The Chromatic Lagrangian: Wavefunctions and Open Gromov-Witten Conjectures

TL;DR

This paper introduces the chromatic Lagrangian within symplectic leaves of cluster Poisson varieties, proposing a wavefunction conjecturally encoding open Gromov-Witten invariants and revealing framing duality relating to DT invariants of quivers.

Contribution

It defines the chromatic Lagrangian in cluster varieties, constructs a wavefunction conjecturally linked to open Gromov-Witten invariants, and uncovers framing duality connecting to quiver DT invariants.

Findings

Wavefunction encodes open Gromov-Witten invariants.

Framing duality relates wavefunctions to DT invariants.

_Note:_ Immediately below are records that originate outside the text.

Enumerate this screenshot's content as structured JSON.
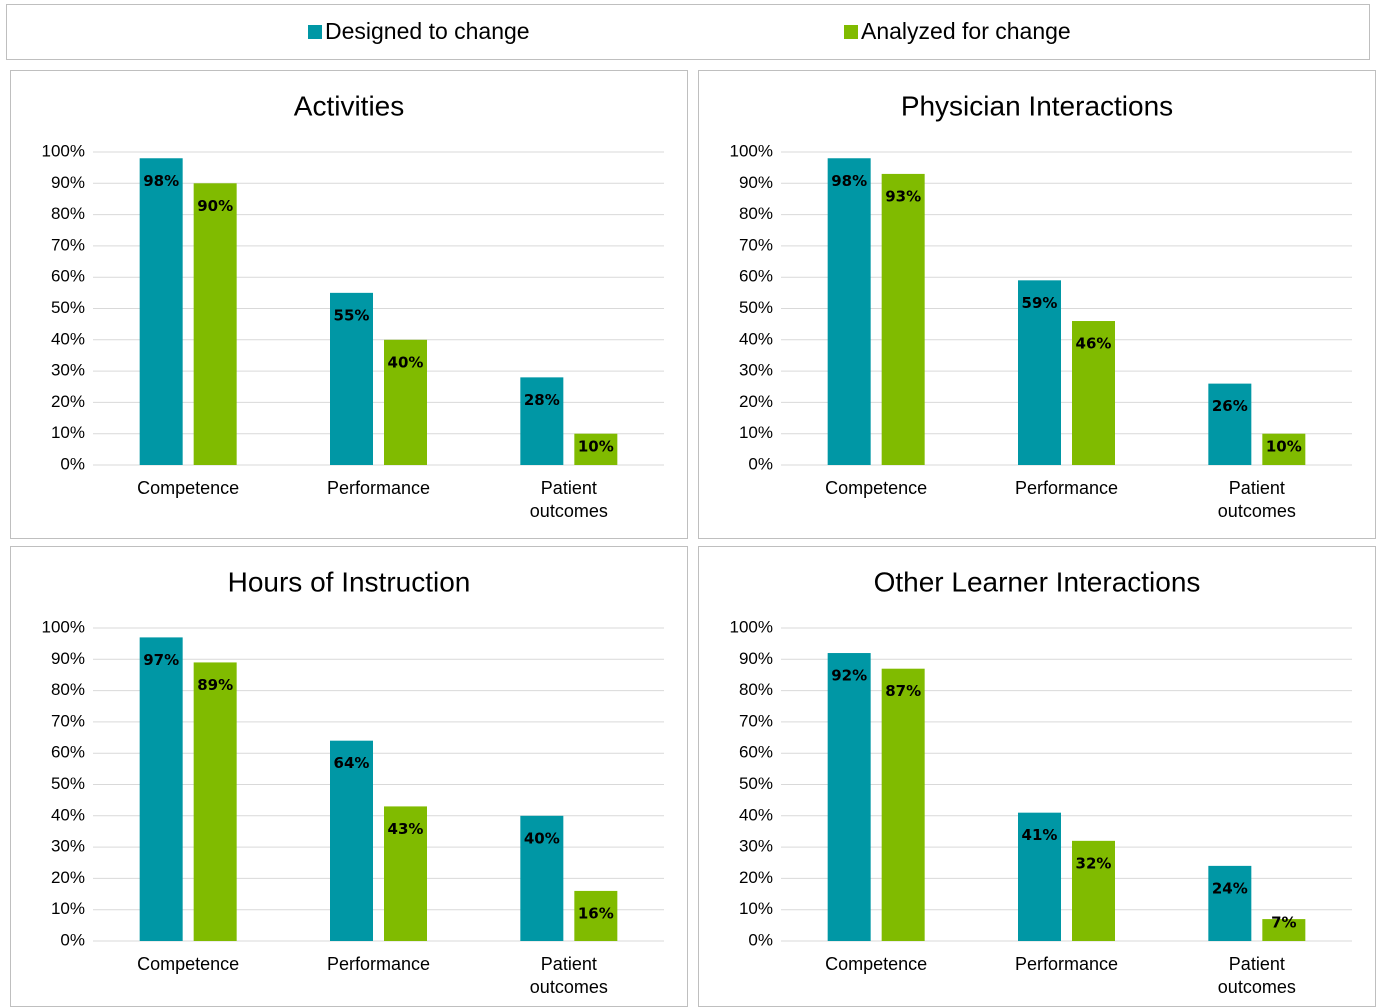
{
  "legend": [
    {
      "name": "Designed to change",
      "color": "#0097a5"
    },
    {
      "name": "Analyzed for change",
      "color": "#80bb00"
    }
  ],
  "chart_data": [
    {
      "type": "bar",
      "title": "Activities",
      "categories": [
        "Competence",
        "Performance",
        "Patient outcomes"
      ],
      "series": [
        {
          "values": [
            98,
            55,
            28
          ],
          "value_labels": [
            "98%",
            "55%",
            "28%"
          ]
        },
        {
          "values": [
            90,
            40,
            10
          ],
          "value_labels": [
            "90%",
            "40%",
            "10%"
          ]
        }
      ],
      "ylim": [
        0,
        100
      ],
      "yticks": [
        {
          "value": 0,
          "label": "0%"
        },
        {
          "value": 10,
          "label": "10%"
        },
        {
          "value": 20,
          "label": "20%"
        },
        {
          "value": 30,
          "label": "30%"
        },
        {
          "value": 40,
          "label": "40%"
        },
        {
          "value": 50,
          "label": "50%"
        },
        {
          "value": 60,
          "label": "60%"
        },
        {
          "value": 70,
          "label": "70%"
        },
        {
          "value": 80,
          "label": "80%"
        },
        {
          "value": 90,
          "label": "90%"
        },
        {
          "value": 100,
          "label": "100%"
        }
      ],
      "grid": true
    },
    {
      "type": "bar",
      "title": "Physician Interactions",
      "categories": [
        "Competence",
        "Performance",
        "Patient outcomes"
      ],
      "series": [
        {
          "values": [
            98,
            59,
            26
          ],
          "value_labels": [
            "98%",
            "59%",
            "26%"
          ]
        },
        {
          "values": [
            93,
            46,
            10
          ],
          "value_labels": [
            "93%",
            "46%",
            "10%"
          ]
        }
      ],
      "ylim": [
        0,
        100
      ],
      "yticks": [
        {
          "value": 0,
          "label": "0%"
        },
        {
          "value": 10,
          "label": "10%"
        },
        {
          "value": 20,
          "label": "20%"
        },
        {
          "value": 30,
          "label": "30%"
        },
        {
          "value": 40,
          "label": "40%"
        },
        {
          "value": 50,
          "label": "50%"
        },
        {
          "value": 60,
          "label": "60%"
        },
        {
          "value": 70,
          "label": "70%"
        },
        {
          "value": 80,
          "label": "80%"
        },
        {
          "value": 90,
          "label": "90%"
        },
        {
          "value": 100,
          "label": "100%"
        }
      ],
      "grid": true
    },
    {
      "type": "bar",
      "title": "Hours of Instruction",
      "categories": [
        "Competence",
        "Performance",
        "Patient outcomes"
      ],
      "series": [
        {
          "values": [
            97,
            64,
            40
          ],
          "value_labels": [
            "97%",
            "64%",
            "40%"
          ]
        },
        {
          "values": [
            89,
            43,
            16
          ],
          "value_labels": [
            "89%",
            "43%",
            "16%"
          ]
        }
      ],
      "ylim": [
        0,
        100
      ],
      "yticks": [
        {
          "value": 0,
          "label": "0%"
        },
        {
          "value": 10,
          "label": "10%"
        },
        {
          "value": 20,
          "label": "20%"
        },
        {
          "value": 30,
          "label": "30%"
        },
        {
          "value": 40,
          "label": "40%"
        },
        {
          "value": 50,
          "label": "50%"
        },
        {
          "value": 60,
          "label": "60%"
        },
        {
          "value": 70,
          "label": "70%"
        },
        {
          "value": 80,
          "label": "80%"
        },
        {
          "value": 90,
          "label": "90%"
        },
        {
          "value": 100,
          "label": "100%"
        }
      ],
      "grid": true
    },
    {
      "type": "bar",
      "title": "Other Learner Interactions",
      "categories": [
        "Competence",
        "Performance",
        "Patient outcomes"
      ],
      "series": [
        {
          "values": [
            92,
            41,
            24
          ],
          "value_labels": [
            "92%",
            "41%",
            "24%"
          ]
        },
        {
          "values": [
            87,
            32,
            7
          ],
          "value_labels": [
            "87%",
            "32%",
            "7%"
          ]
        }
      ],
      "ylim": [
        0,
        100
      ],
      "yticks": [
        {
          "value": 0,
          "label": "0%"
        },
        {
          "value": 10,
          "label": "10%"
        },
        {
          "value": 20,
          "label": "20%"
        },
        {
          "value": 30,
          "label": "30%"
        },
        {
          "value": 40,
          "label": "40%"
        },
        {
          "value": 50,
          "label": "50%"
        },
        {
          "value": 60,
          "label": "60%"
        },
        {
          "value": 70,
          "label": "70%"
        },
        {
          "value": 80,
          "label": "80%"
        },
        {
          "value": 90,
          "label": "90%"
        },
        {
          "value": 100,
          "label": "100%"
        }
      ],
      "grid": true
    }
  ]
}
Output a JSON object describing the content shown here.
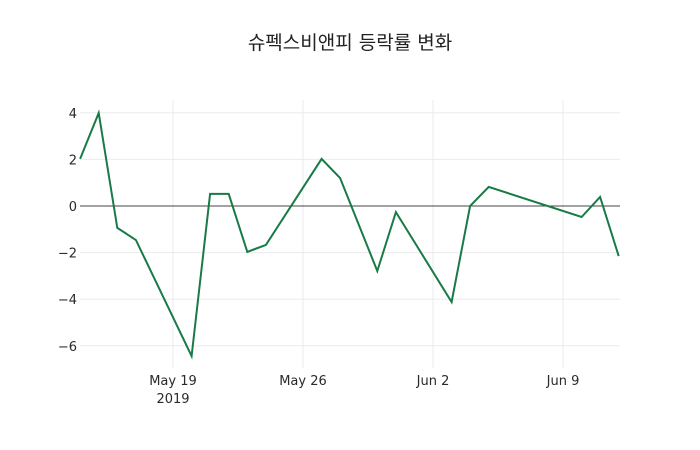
{
  "chart_data": {
    "type": "line",
    "title": "슈펙스비앤피 등락률 변화",
    "xlabel": "",
    "ylabel": "",
    "ylim": [
      -6.8,
      4.6
    ],
    "yticks": [
      4,
      2,
      0,
      -2,
      -4,
      -6
    ],
    "ytick_labels": [
      "4",
      "2",
      "0",
      "−2",
      "−4",
      "−6"
    ],
    "xticks": [
      {
        "date": "2019-05-19",
        "label": "May 19",
        "sublabel": "2019"
      },
      {
        "date": "2019-05-26",
        "label": "May 26",
        "sublabel": ""
      },
      {
        "date": "2019-06-02",
        "label": "Jun 2",
        "sublabel": ""
      },
      {
        "date": "2019-06-09",
        "label": "Jun 9",
        "sublabel": ""
      }
    ],
    "grid": true,
    "zero_line": true,
    "legend": "none",
    "series": [
      {
        "name": "등락률",
        "color": "#1a7a47",
        "x": [
          "2019-05-14",
          "2019-05-15",
          "2019-05-16",
          "2019-05-17",
          "2019-05-20",
          "2019-05-21",
          "2019-05-22",
          "2019-05-23",
          "2019-05-24",
          "2019-05-27",
          "2019-05-28",
          "2019-05-30",
          "2019-05-31",
          "2019-06-03",
          "2019-06-04",
          "2019-06-05",
          "2019-06-10",
          "2019-06-11",
          "2019-06-12"
        ],
        "values": [
          2.02,
          3.99,
          -0.94,
          -1.46,
          -6.44,
          0.52,
          0.52,
          -1.97,
          -1.67,
          2.02,
          1.2,
          -2.79,
          -0.26,
          -4.12,
          0.0,
          0.82,
          -0.47,
          0.39,
          -2.15
        ]
      }
    ]
  }
}
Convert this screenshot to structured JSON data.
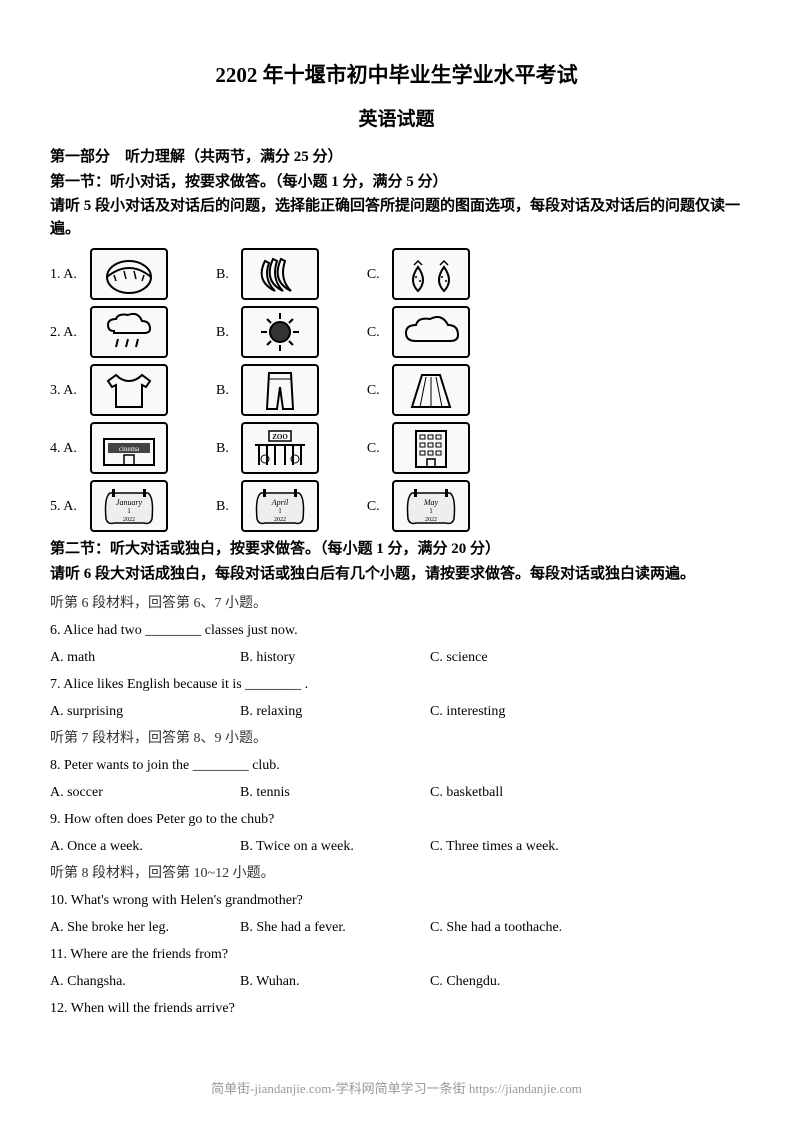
{
  "title_main": "2202 年十堰市初中毕业生学业水平考试",
  "title_sub": "英语试题",
  "part1_heading": "第一部分　听力理解（共两节，满分 25 分）",
  "sec1_heading": "第一节：听小对话，按要求做答。（每小题 1 分，满分 5 分）",
  "sec1_instruction": "请听 5 段小对话及对话后的问题，选择能正确回答所提问题的图面选项，每段对话及对话后的问题仅读一遍。",
  "picture_questions": [
    {
      "n": "1.",
      "a": "A.",
      "b": "B.",
      "c": "C.",
      "icons": [
        "watermelon",
        "bananas",
        "strawberries"
      ]
    },
    {
      "n": "2.",
      "a": "A.",
      "b": "B.",
      "c": "C.",
      "icons": [
        "rain-cloud",
        "sun",
        "cloud"
      ]
    },
    {
      "n": "3.",
      "a": "A.",
      "b": "B.",
      "c": "C.",
      "icons": [
        "tshirt",
        "pants",
        "skirt"
      ]
    },
    {
      "n": "4.",
      "a": "A.",
      "b": "B.",
      "c": "C.",
      "icons": [
        "cinema",
        "zoo",
        "building"
      ]
    },
    {
      "n": "5.",
      "a": "A.",
      "b": "B.",
      "c": "C.",
      "icons": [
        "calendar-jan",
        "calendar-apr",
        "calendar-may"
      ]
    }
  ],
  "cal_labels": {
    "jan": "January",
    "apr": "April",
    "may": "May",
    "year": "2022",
    "day": "1"
  },
  "zoo_label": "ZOO",
  "cinema_label": "cinema",
  "sec2_heading": "第二节：听大对话或独白，按要求做答。（每小题 1 分，满分 20 分）",
  "sec2_instruction": "请听 6 段大对话成独白，每段对话或独白后有几个小题，请按要求做答。每段对话或独白读两遍。",
  "materials": [
    {
      "note": "听第 6 段材料，回答第 6、7 小题。",
      "questions": [
        {
          "q": "6. Alice had two ________ classes just now.",
          "opts": [
            "A. math",
            "B. history",
            "C. science"
          ]
        },
        {
          "q": "7. Alice likes English because it is ________ .",
          "opts": [
            "A. surprising",
            "B. relaxing",
            "C. interesting"
          ]
        }
      ]
    },
    {
      "note": "听第 7 段材料，回答第 8、9 小题。",
      "questions": [
        {
          "q": "8. Peter wants to join the ________ club.",
          "opts": [
            "A. soccer",
            "B. tennis",
            "C. basketball"
          ]
        },
        {
          "q": "9. How often does Peter go to the chub?",
          "opts": [
            "A. Once a week.",
            "B. Twice on a week.",
            "C. Three times a week."
          ]
        }
      ]
    },
    {
      "note": "听第 8 段材料，回答第 10~12 小题。",
      "questions": [
        {
          "q": "10. What's wrong with Helen's grandmother?",
          "opts": [
            "A. She broke her leg.",
            "B. She had a fever.",
            "C. She had a toothache."
          ]
        },
        {
          "q": "11. Where are the friends from?",
          "opts": [
            "A. Changsha.",
            "B. Wuhan.",
            "C. Chengdu."
          ]
        },
        {
          "q": "12. When will the friends arrive?",
          "opts": []
        }
      ]
    }
  ],
  "footer": "简单街-jiandanjie.com-学科网简单学习一条街 https://jiandanjie.com"
}
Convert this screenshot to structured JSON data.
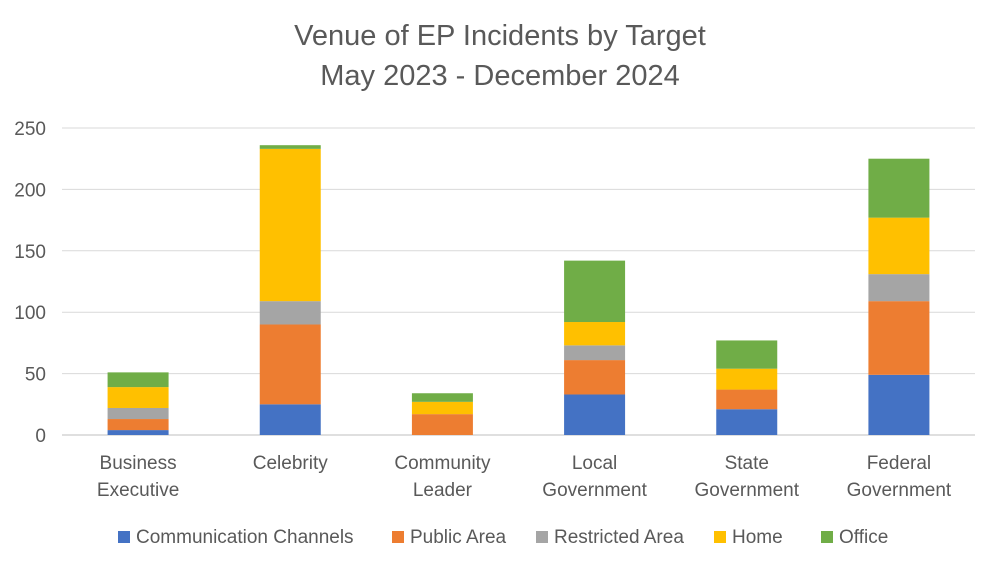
{
  "chart_data": {
    "type": "bar",
    "stacked": true,
    "title": "Venue of EP Incidents by Target",
    "subtitle": "May 2023 - December 2024",
    "categories": [
      [
        "Business",
        "Executive"
      ],
      [
        "Celebrity"
      ],
      [
        "Community",
        "Leader"
      ],
      [
        "Local",
        "Government"
      ],
      [
        "State",
        "Government"
      ],
      [
        "Federal",
        "Government"
      ]
    ],
    "series": [
      {
        "name": "Communication Channels",
        "color": "#4472C4",
        "values": [
          4,
          25,
          0,
          33,
          21,
          49
        ]
      },
      {
        "name": "Public Area",
        "color": "#ED7D31",
        "values": [
          9,
          65,
          17,
          28,
          16,
          60
        ]
      },
      {
        "name": "Restricted Area",
        "color": "#A5A5A5",
        "values": [
          9,
          19,
          0,
          12,
          0,
          22
        ]
      },
      {
        "name": "Home",
        "color": "#FFC000",
        "values": [
          17,
          124,
          10,
          19,
          17,
          46
        ]
      },
      {
        "name": "Office",
        "color": "#70AD47",
        "values": [
          12,
          3,
          7,
          50,
          23,
          48
        ]
      }
    ],
    "ylim": [
      0,
      250
    ],
    "yticks": [
      0,
      50,
      100,
      150,
      200,
      250
    ],
    "grid": true,
    "legend": "bottom"
  }
}
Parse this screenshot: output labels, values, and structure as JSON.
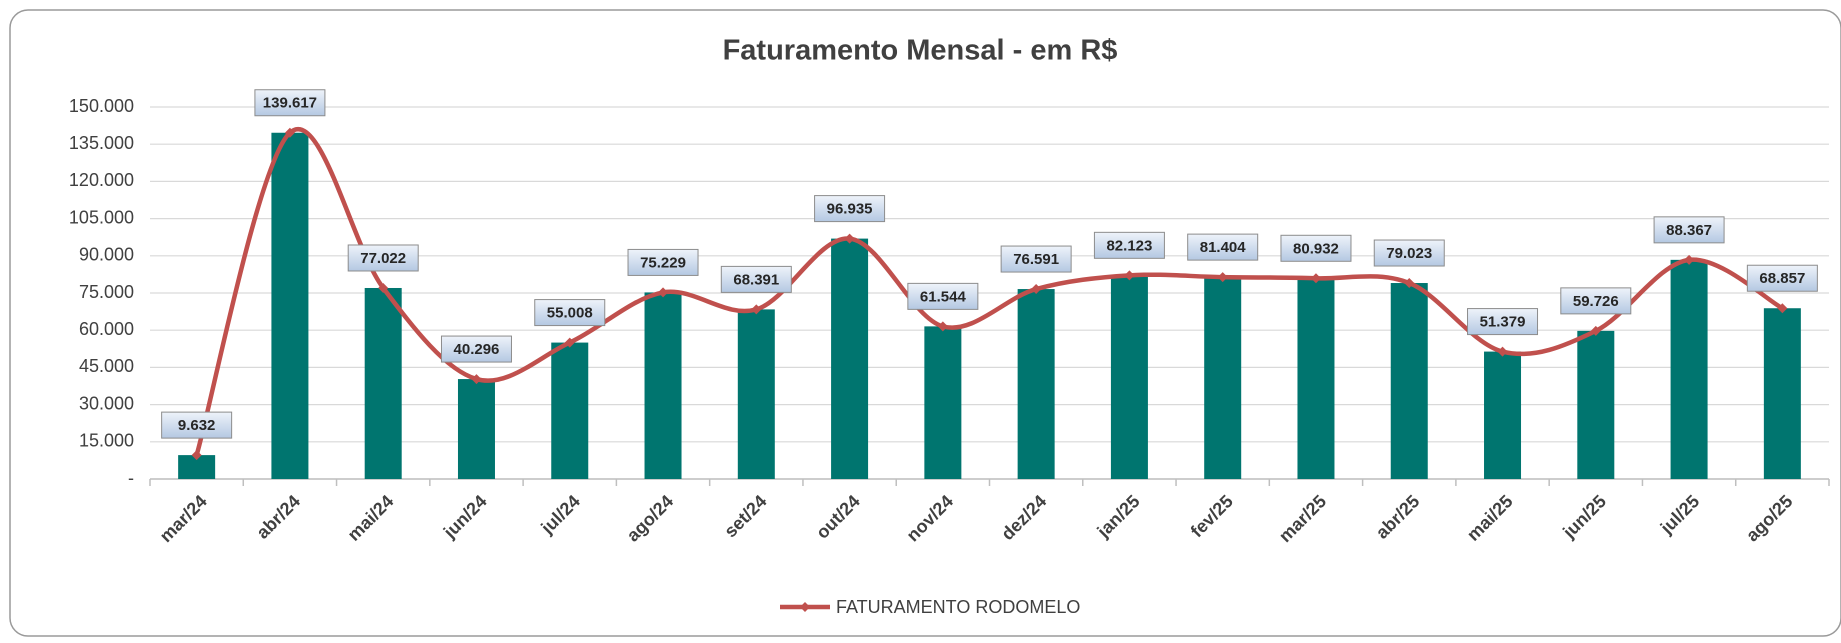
{
  "chart_data": {
    "type": "bar_line",
    "title": "Faturamento Mensal - em R$",
    "categories": [
      "mar/24",
      "abr/24",
      "mai/24",
      "jun/24",
      "jul/24",
      "ago/24",
      "set/24",
      "out/24",
      "nov/24",
      "dez/24",
      "jan/25",
      "fev/25",
      "mar/25",
      "abr/25",
      "mai/25",
      "jun/25",
      "jul/25",
      "ago/25"
    ],
    "series": [
      {
        "name": "FATURAMENTO RODOMELO",
        "color": "#c0504d",
        "bar_color": "#00756f",
        "values": [
          9632,
          139617,
          77022,
          40296,
          55008,
          75229,
          68391,
          96935,
          61544,
          76591,
          82123,
          81404,
          80932,
          79023,
          51379,
          59726,
          88367,
          68857
        ],
        "value_labels": [
          "9.632",
          "139.617",
          "77.022",
          "40.296",
          "55.008",
          "75.229",
          "68.391",
          "96.935",
          "61.544",
          "76.591",
          "82.123",
          "81.404",
          "80.932",
          "79.023",
          "51.379",
          "59.726",
          "88.367",
          "68.857"
        ]
      }
    ],
    "ylim": [
      0,
      150000
    ],
    "yticks": [
      {
        "value": 0,
        "label": "-"
      },
      {
        "value": 15000,
        "label": "15.000"
      },
      {
        "value": 30000,
        "label": "30.000"
      },
      {
        "value": 45000,
        "label": "45.000"
      },
      {
        "value": 60000,
        "label": "60.000"
      },
      {
        "value": 75000,
        "label": "75.000"
      },
      {
        "value": 90000,
        "label": "90.000"
      },
      {
        "value": 105000,
        "label": "105.000"
      },
      {
        "value": 120000,
        "label": "120.000"
      },
      {
        "value": 135000,
        "label": "135.000"
      },
      {
        "value": 150000,
        "label": "150.000"
      }
    ],
    "grid": true,
    "legend": "bottom"
  }
}
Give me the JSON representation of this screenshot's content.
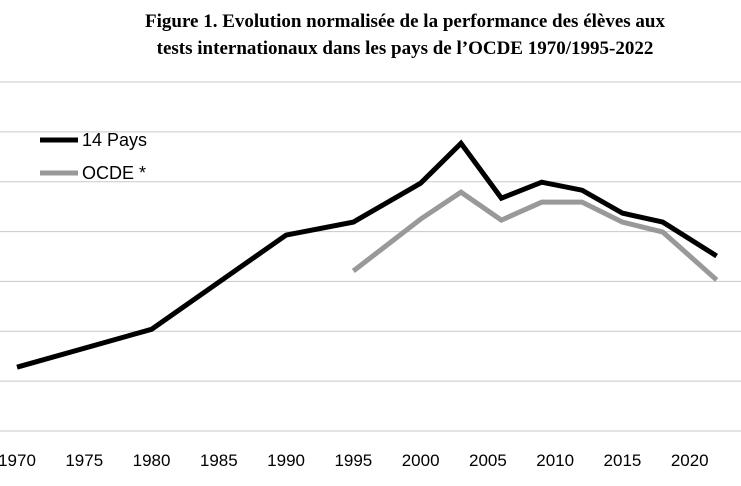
{
  "chart_data": {
    "type": "line",
    "title": [
      "Figure 1. Evolution normalisée de la performance des élèves aux",
      "tests internationaux dans les pays de l’OCDE 1970/1995-2022"
    ],
    "x": [
      1970,
      1980,
      1990,
      1995,
      2000,
      2003,
      2006,
      2009,
      2012,
      2015,
      2018,
      2022
    ],
    "series": [
      {
        "name": "14 Pays",
        "color": "#000000",
        "values": [
          1.28,
          2.04,
          3.93,
          4.19,
          4.97,
          5.77,
          4.67,
          4.99,
          4.83,
          4.37,
          4.19,
          3.51
        ]
      },
      {
        "name": "OCDE *",
        "color": "#999999",
        "values": [
          null,
          null,
          null,
          3.21,
          4.25,
          4.79,
          4.23,
          4.59,
          4.59,
          4.19,
          3.99,
          3.03
        ]
      }
    ],
    "xlim": [
      1970,
      2025
    ],
    "xticks": [
      1970,
      1975,
      1980,
      1985,
      1990,
      1995,
      2000,
      2005,
      2010,
      2015,
      2020
    ],
    "ylim": [
      0,
      7
    ],
    "yticks": [
      0,
      1,
      2,
      3,
      4,
      5,
      6,
      7
    ],
    "y_tick_labels": false,
    "grid": true,
    "legend": "upper-left"
  }
}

Local charts are quantum tori from cubic planar graphs.

Abstract

Inside a symplectic leaf of the cluster Poisson variety of Borel-decorated $PGL_2$ local systems on a punctured surface is an isotropic subvariety we will call the chromatic Lagrangian. Local charts for the quantized cluster variety are quantum tori defined by cubic planar graphs, and can be put in standard form after some additional markings giving the notion of a framed seed. The mutation structure is encoded as a groupoid. The local description of the chromatic Lagrangian defines a wavefunction which, we conjecture, encodes open Gromov-Witten invariants of a Lagrangian threefold in threespace defined by the cubic graph and the other data of the framed seed. We also find a relationship we call framing duality: for a family of "canoe" graphs, wavefunctions for different framings encode DT invariants of symmetric quivers.